When Trey Burke officially announced he was returning to Michigan for his sophomore campaign - and when he subsequently talked of Final Fours in the offseason while putting in work at the new player development center - he didn't envision stat lines like the one he sported at halftime of the Wolverines season-opening win over Slippery Rock.
After the first 30 minutes, Michigan held a more-precarious-than-anticipated 44-30 lead over The Rock, and Burke had hit just 3-of-10 shots for eight total points, and he sported a 1:1 turnover-to-assist ratio, tallying four apiece.
"I think he was so excited to get back out there, playing with his teammates, probably going too quick. You know the old John Wooden deal: be quick but don't hurry. He hurried some things," John Beilein said.
But the sophomore point guard went of in the final stanza, helping Michigan to a 11-62 win.
After the break, Burke hit 6-of-7 shots and added four more assists, while turning it over just once more. He finished with 21 points.
"I think when we first came out, we were a little excited," Burke said of the somewhat sluggish first half. "It's the first game, and it was moving quick. We knew Slippery Rock was an experienced, good team. It was a fast, quick game, and we came out playing at their pace. Once we settled down, got relaxed and comfortable out there, we were fine.
"At halftime, Coach Beilein talked about us taking care of the ball in transition.

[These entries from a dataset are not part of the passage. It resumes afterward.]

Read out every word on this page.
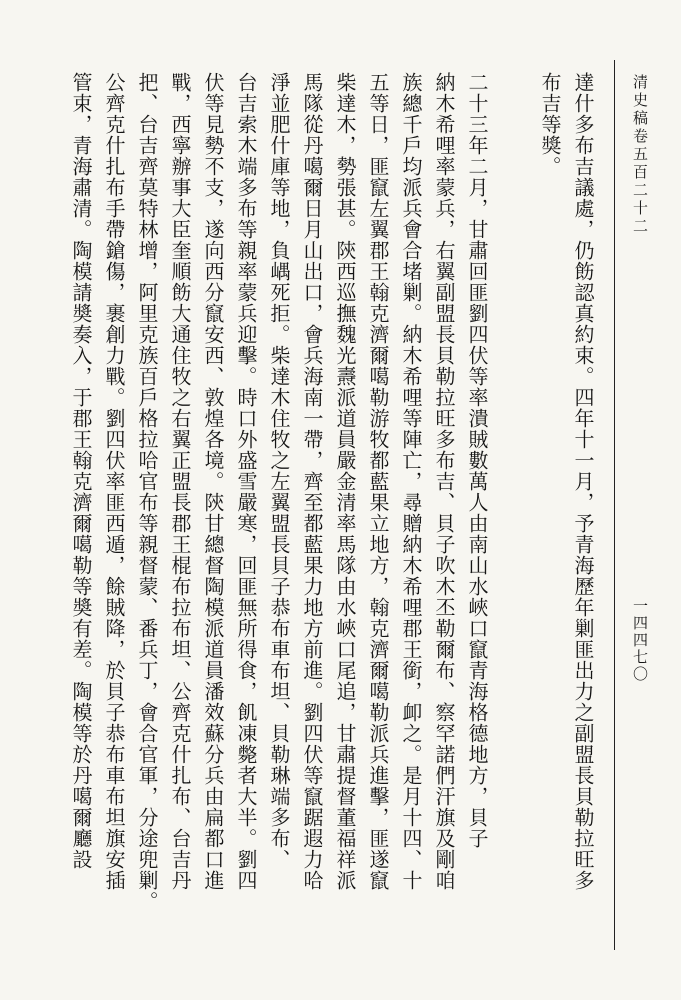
清史稿卷五百二十二
一四四七〇
達什多布吉議處，仍飭認真約束。四年十一月，予青海歷年剿匪出力之副盟長貝勒拉旺多
布吉等獎。
二十三年二月，甘肅回匪劉四伏等率潰賊數萬人由南山水峽口竄青海格德地方，貝子
納木希哩率蒙兵，右翼副盟長貝勒拉旺多布吉、貝子吹木丕勒爾布、察罕諾們汗旗及剛咱
族總千戶均派兵會合堵剿。納木希哩等陣亡，尋贈納木希哩郡王銜，卹之。是月十四、十
五等日，匪竄左翼郡王翰克濟爾噶勒游牧都藍果立地方，翰克濟爾噶勒派兵進擊，匪遂竄
柴達木，勢張甚。陝西巡撫魏光燾派道員嚴金清率馬隊由水峽口尾追，甘肅提督董福祥派
馬隊從丹噶爾日月山出口，會兵海南一帶，齊至都藍果力地方前進。劉四伏等竄踞遐力哈
淨並肥什庫等地，負嵎死拒。柴達木住牧之左翼盟長貝子恭布車布坦、貝勒琳端多布、
台吉索木端多布等親率蒙兵迎擊。時口外盛雪嚴寒，回匪無所得食，飢凍斃者大半。劉四
伏等見勢不支，遂向西分竄安西、敦煌各境。陝甘總督陶模派道員潘效蘇分兵由扁都口進
戰，西寧辦事大臣奎順飭大通住牧之右翼正盟長郡王棍布拉布坦、公齊克什扎布、台吉丹
把、台吉齊莫特林增，阿里克族百戶格拉哈官布等親督蒙、番兵丁，會合官軍，分途兜剿。
公齊克什扎布手帶鎗傷，裹創力戰。劉四伏率匪西遁，餘賊降，於貝子恭布車布坦旗安插
管束，青海肅清。陶模請奬奏入，于郡王翰克濟爾噶勒等奬有差。陶模等於丹噶爾廳設
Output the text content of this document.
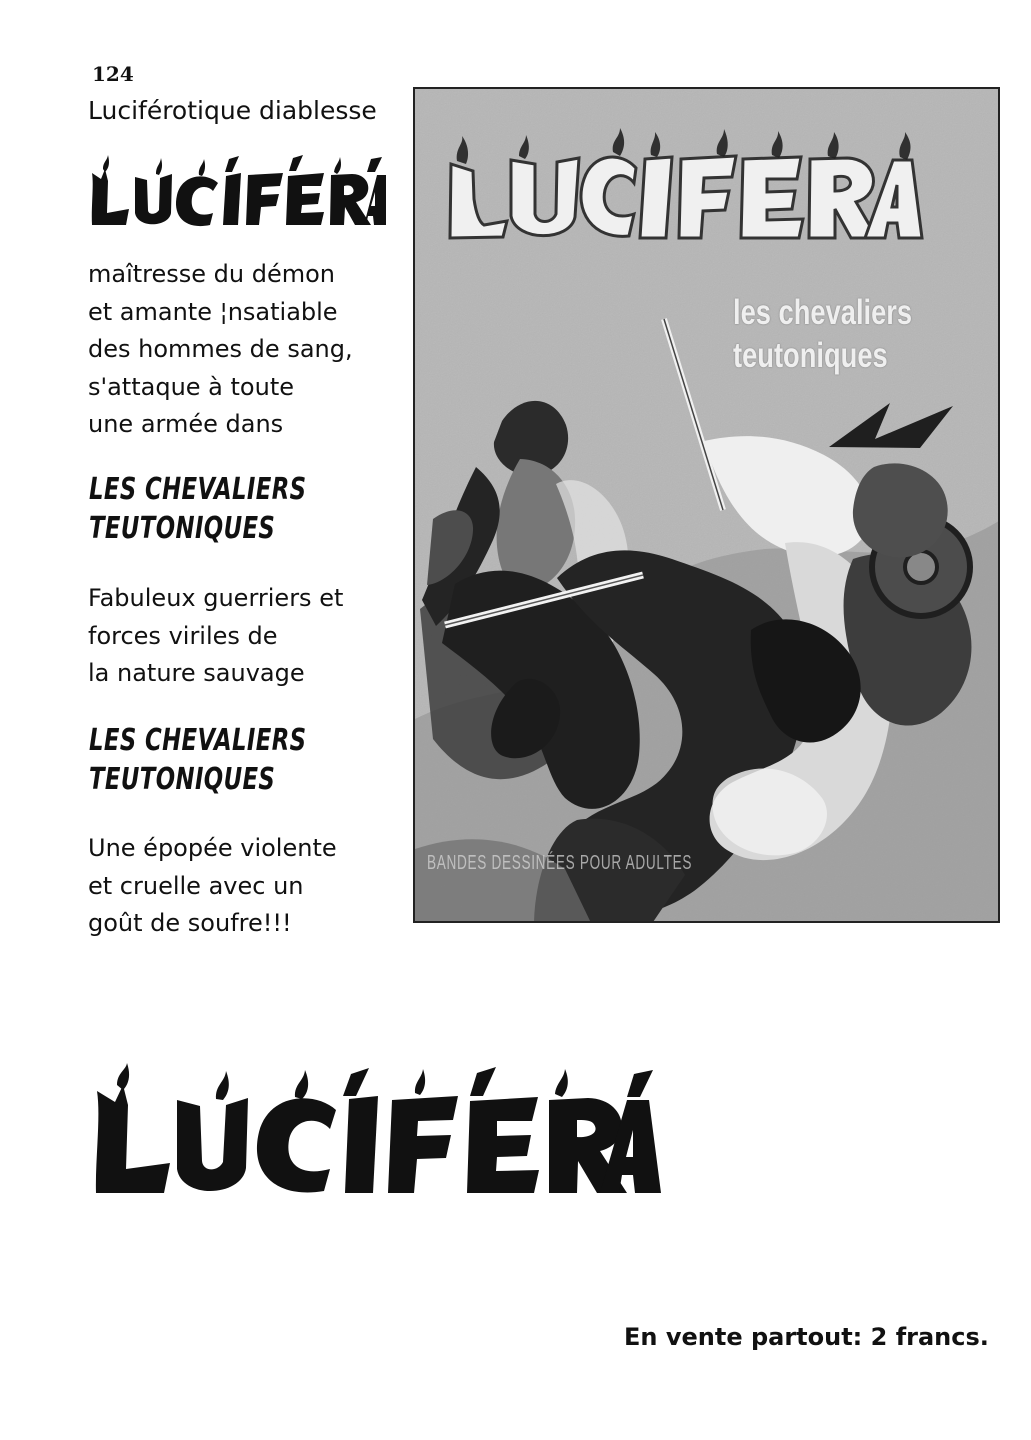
124
Luciférotique diablesse

maîtresse du démon
et amante ¦nsatiable
des hommes de sang,
s'attaque à toute
une armée dans

LES CHEVALIERS
TEUTONIQUES

Fabuleux guerriers et
forces viriles de
la nature sauvage

LES CHEVALIERS
TEUTONIQUES

Une épopée violente
et cruelle avec un
goût de soufre!!!

les chevaliers
teutoniques
BANDES DESSINÉES POUR ADULTES
En vente partout: 2 francs.
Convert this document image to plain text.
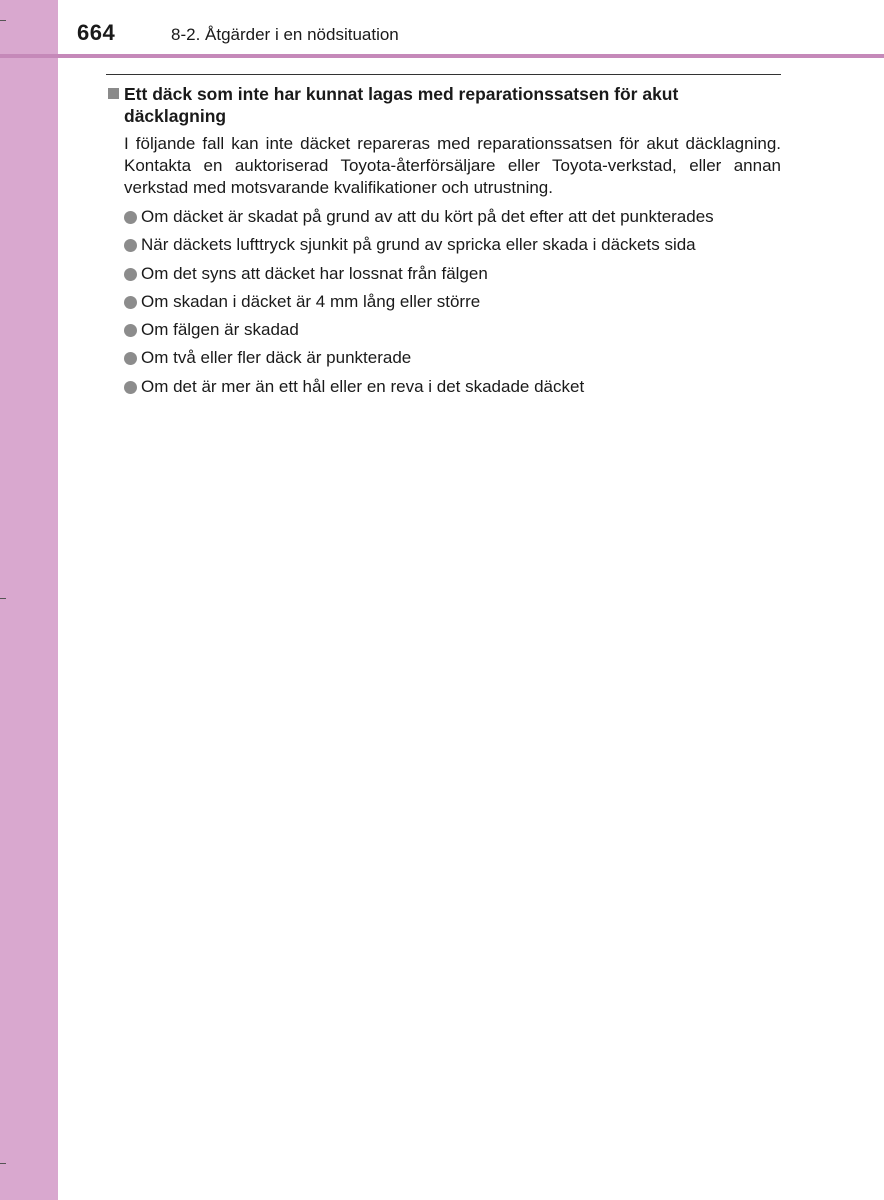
664	8-2. Åtgärder i en nödsituation
Ett däck som inte har kunnat lagas med reparationssatsen för akut däcklagning
I följande fall kan inte däcket repareras med reparationssatsen för akut däcklagning. Kontakta en auktoriserad Toyota-återförsäljare eller Toyota-verkstad, eller annan verkstad med motsvarande kvalifikationer och utrustning.
Om däcket är skadat på grund av att du kört på det efter att det punkterades
När däckets lufttryck sjunkit på grund av spricka eller skada i däckets sida
Om det syns att däcket har lossnat från fälgen
Om skadan i däcket är 4 mm lång eller större
Om fälgen är skadad
Om två eller fler däck är punkterade
Om det är mer än ett hål eller en reva i det skadade däcket
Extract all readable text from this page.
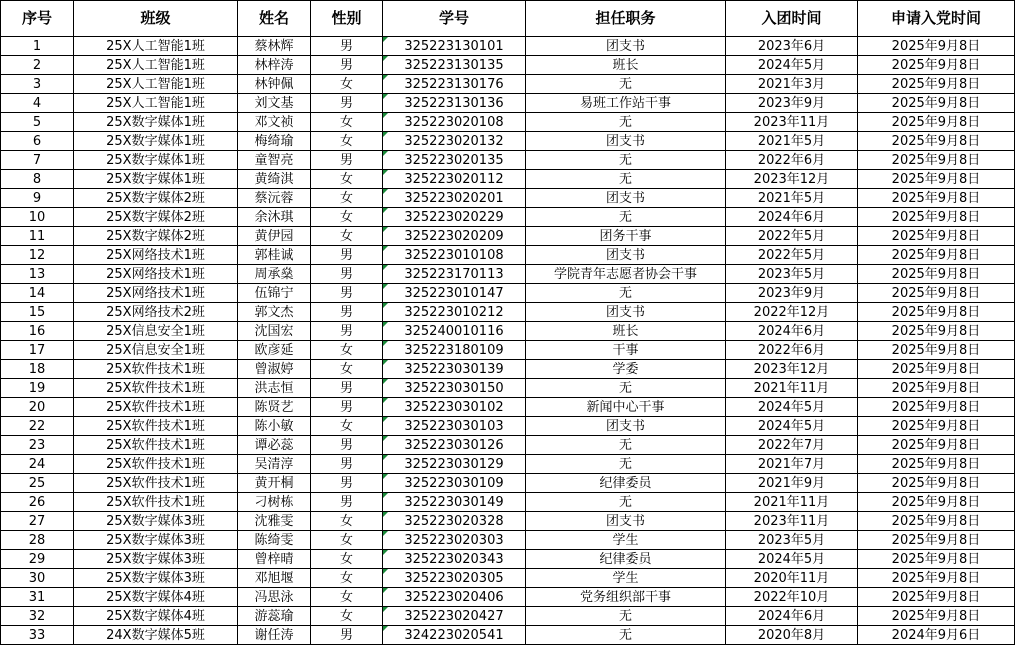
序号	班级	姓名	性别	学号	担任职务	入团时间	申请入党时间
1	25X人工智能1班	蔡林辉	男	325223130101	团支书	2023年6月	2025年9月8日
2	25X人工智能1班	林梓涛	男	325223130135	班长	2024年5月	2025年9月8日
3	25X人工智能1班	林钟佩	女	325223130176	无	2021年3月	2025年9月8日
4	25X人工智能1班	刘文基	男	325223130136	易班工作站干事	2023年9月	2025年9月8日
5	25X数字媒体1班	邓文祯	女	325223020108	无	2023年11月	2025年9月8日
6	25X数字媒体1班	梅绮瑜	女	325223020132	团支书	2021年5月	2025年9月8日
7	25X数字媒体1班	童智亮	男	325223020135	无	2022年6月	2025年9月8日
8	25X数字媒体1班	黄绮淇	女	325223020112	无	2023年12月	2025年9月8日
9	25X数字媒体2班	蔡沅蓉	女	325223020201	团支书	2021年5月	2025年9月8日
10	25X数字媒体2班	余沐琪	女	325223020229	无	2024年6月	2025年9月8日
11	25X数字媒体2班	黄伊园	女	325223020209	团务干事	2022年5月	2025年9月8日
12	25X网络技术1班	郭桂诚	男	325223010108	团支书	2022年5月	2025年9月8日
13	25X网络技术1班	周承燊	男	325223170113	学院青年志愿者协会干事	2023年5月	2025年9月8日
14	25X网络技术1班	伍锦宁	男	325223010147	无	2023年9月	2025年9月8日
15	25X网络技术2班	郭文杰	男	325223010212	团支书	2022年12月	2025年9月8日
16	25X信息安全1班	沈国宏	男	325240010116	班长	2024年6月	2025年9月8日
17	25X信息安全1班	欧彦延	女	325223180109	干事	2022年6月	2025年9月8日
18	25X软件技术1班	曾淑婷	女	325223030139	学委	2023年12月	2025年9月8日
19	25X软件技术1班	洪志恒	男	325223030150	无	2021年11月	2025年9月8日
20	25X软件技术1班	陈贤艺	男	325223030102	新闻中心干事	2024年5月	2025年9月8日
22	25X软件技术1班	陈小敏	女	325223030103	团支书	2024年5月	2025年9月8日
23	25X软件技术1班	谭必蕊	男	325223030126	无	2022年7月	2025年9月8日
24	25X软件技术1班	吴清淳	男	325223030129	无	2021年7月	2025年9月8日
25	25X软件技术1班	黄开桐	男	325223030109	纪律委员	2021年9月	2025年9月8日
26	25X软件技术1班	刁树栋	男	325223030149	无	2021年11月	2025年9月8日
27	25X数字媒体3班	沈雅雯	女	325223020328	团支书	2023年11月	2025年9月8日
28	25X数字媒体3班	陈绮雯	女	325223020303	学生	2023年5月	2025年9月8日
29	25X数字媒体3班	曾梓晴	女	325223020343	纪律委员	2024年5月	2025年9月8日
30	25X数字媒体3班	邓旭堰	女	325223020305	学生	2020年11月	2025年9月8日
31	25X数字媒体4班	冯思泳	女	325223020406	党务组织部干事	2022年10月	2025年9月8日
32	25X数字媒体4班	游蕊瑜	女	325223020427	无	2024年6月	2025年9月8日
33	24X数字媒体5班	谢任涛	男	324223020541	无	2020年8月	2024年9月6日
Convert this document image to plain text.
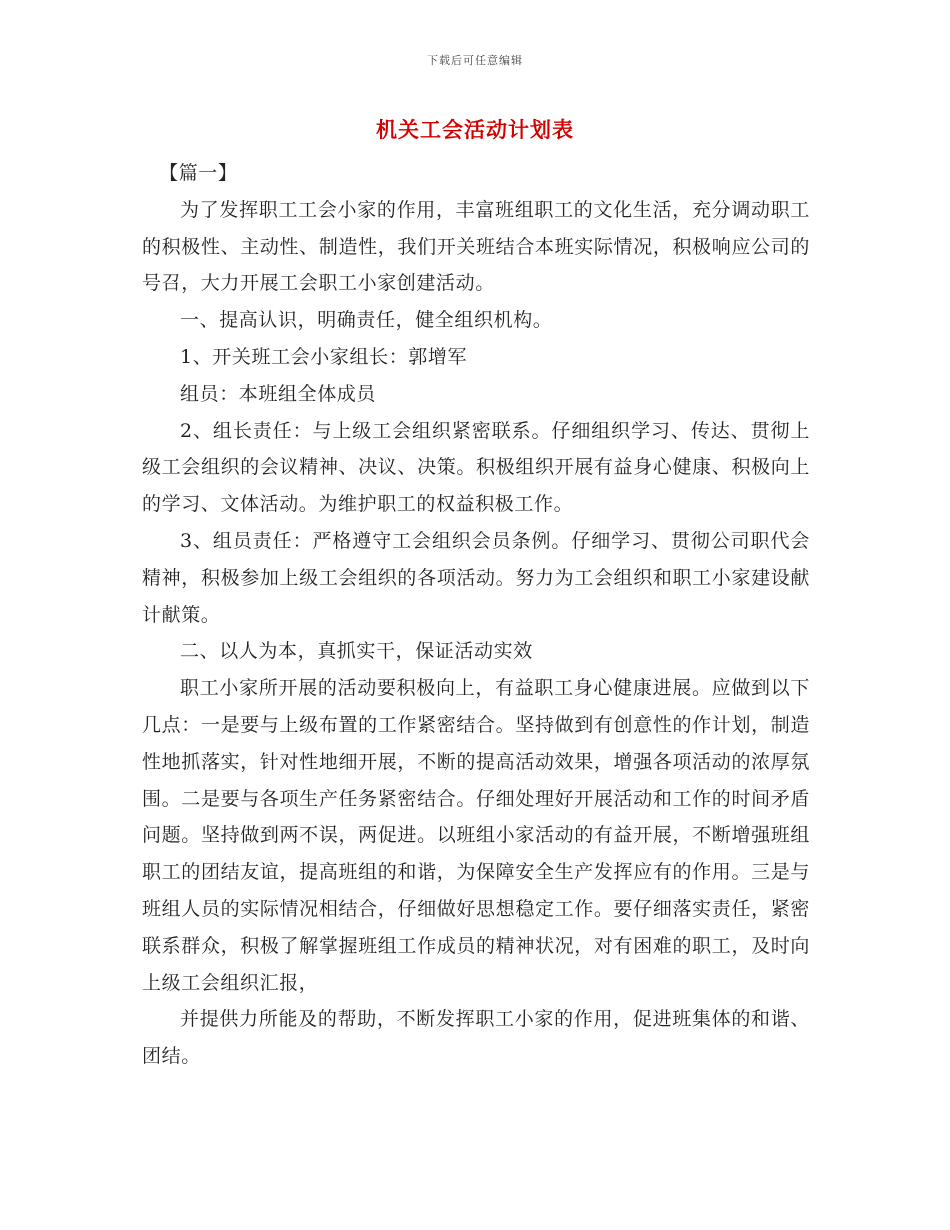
下载后可任意编辑
机关工会活动计划表

【篇一】

为了发挥职工工会小家的作用，丰富班组职工的文化生活，充分调动职工的积极性、主动性、制造性，我们开关班结合本班实际情况，积极响应公司的号召，大力开展工会职工小家创建活动。

一、提高认识，明确责任，健全组织机构。

1、开关班工会小家组长：郭增军

组员：本班组全体成员

2、组长责任：与上级工会组织紧密联系。仔细组织学习、传达、贯彻上级工会组织的会议精神、决议、决策。积极组织开展有益身心健康、积极向上的学习、文体活动。为维护职工的权益积极工作。

3、组员责任：严格遵守工会组织会员条例。仔细学习、贯彻公司职代会精神，积极参加上级工会组织的各项活动。努力为工会组织和职工小家建设献计献策。

二、以人为本，真抓实干，保证活动实效

职工小家所开展的活动要积极向上，有益职工身心健康进展。应做到以下几点：一是要与上级布置的工作紧密结合。坚持做到有创意性的作计划，制造性地抓落实，针对性地细开展，不断的提高活动效果，增强各项活动的浓厚氛围。二是要与各项生产任务紧密结合。仔细处理好开展活动和工作的时间矛盾问题。坚持做到两不误，两促进。以班组小家活动的有益开展，不断增强班组职工的团结友谊，提高班组的和谐，为保障安全生产发挥应有的作用。三是与班组人员的实际情况相结合，仔细做好思想稳定工作。要仔细落实责任，紧密联系群众，积极了解掌握班组工作成员的精神状况，对有困难的职工，及时向上级工会组织汇报，

并提供力所能及的帮助，不断发挥职工小家的作用，促进班集体的和谐、团结。
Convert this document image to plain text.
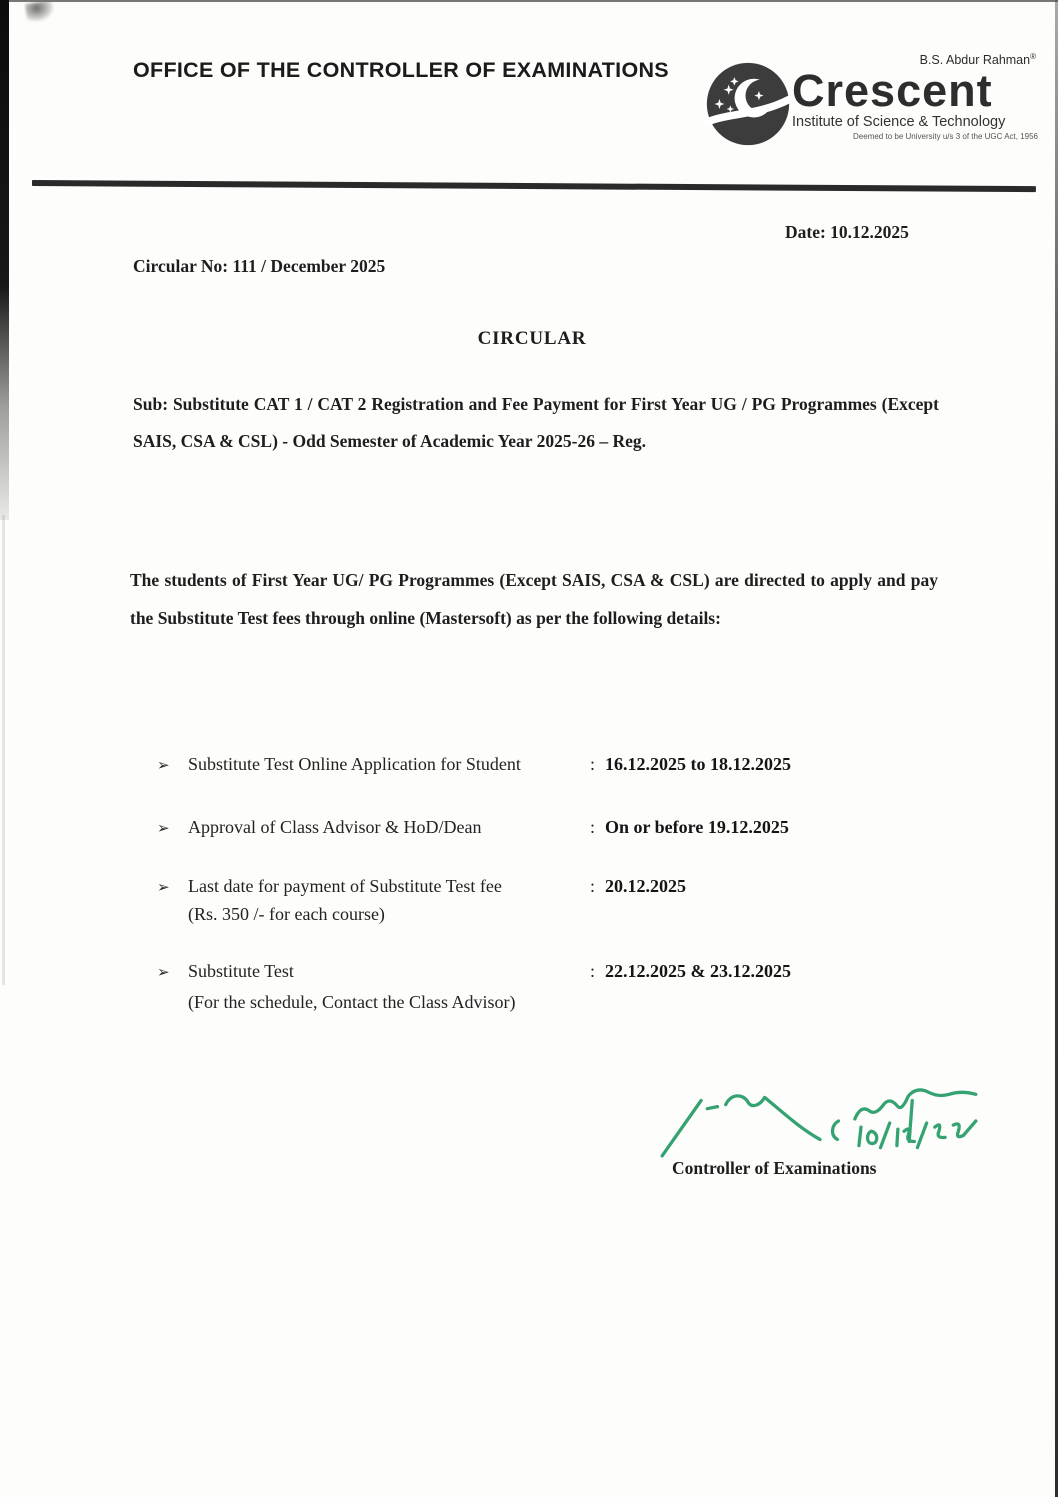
OFFICE OF THE CONTROLLER OF EXAMINATIONS	B.S. Abdur Rahman®
Crescent
Institute of Science & Technology
Deemed to be University u/s 3 of the UGC Act, 1956
Date: 10.12.2025
Circular No: 111 / December 2025
CIRCULAR
Sub: Substitute CAT 1 / CAT 2 Registration and Fee Payment for First Year UG / PG Programmes (Except SAIS, CSA & CSL) - Odd Semester of Academic Year 2025-26 – Reg.
The students of First Year UG/ PG Programmes (Except SAIS, CSA & CSL) are directed to apply and pay the Substitute Test fees through online (Mastersoft) as per the following details:
➢	Substitute Test Online Application for Student	: 16.12.2025 to 18.12.2025
➢	Approval of Class Advisor & HoD/Dean	: On or before 19.12.2025
➢	Last date for payment of Substitute Test fee	: 20.12.2025
(Rs. 350 /- for each course)
➢	Substitute Test	: 22.12.2025 & 23.12.2025
(For the schedule, Contact the Class Advisor)
Controller of Examinations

I had six turnovers overall, and a few of them came in the first half in transition, just rushing a little bit. It's something we definitely can fix."
Not only did Burke light up the box score in the second half, but he played more smoothly within the system, opening up things for other scorers, like junior guard Tim Hardaway, Jr., who finished with a game-high 25 points and freshman Glenn Robinson III, who added 10 points.
"I loved his pace in the second half," Beilein said. "I don't think you'll see those five turnovers very often. Just trying a little too hard."
Beilein admitted that Slippery Rock was very concerned with Burke's slashing ability, doing what they could to crash on him when he tried to get in the lane.
"They were not guarding our five man on the perimeter. They were daring him to shoot. That way, they plug up all the driving lanes for Trey," Beilein said. "When we see that defense, his man becomes the primary screener, and there's no help. If they were going to play way off Mitch and Jordan, we were just going to screen them and let Trey shoot those little 15-footers. He's pretty good at those."
"I just stayed with my shot," Burke said of his second-half explosion. "Coach kept telling me the nail hole right there at the free-throw line was open. The big wasn't coming out. In the first half, I kind of forced my 3-point shot a little bit. I think I was a little flat in the first half. My teammates kept encouraging me and giving me looks. I was taking what they were giving me."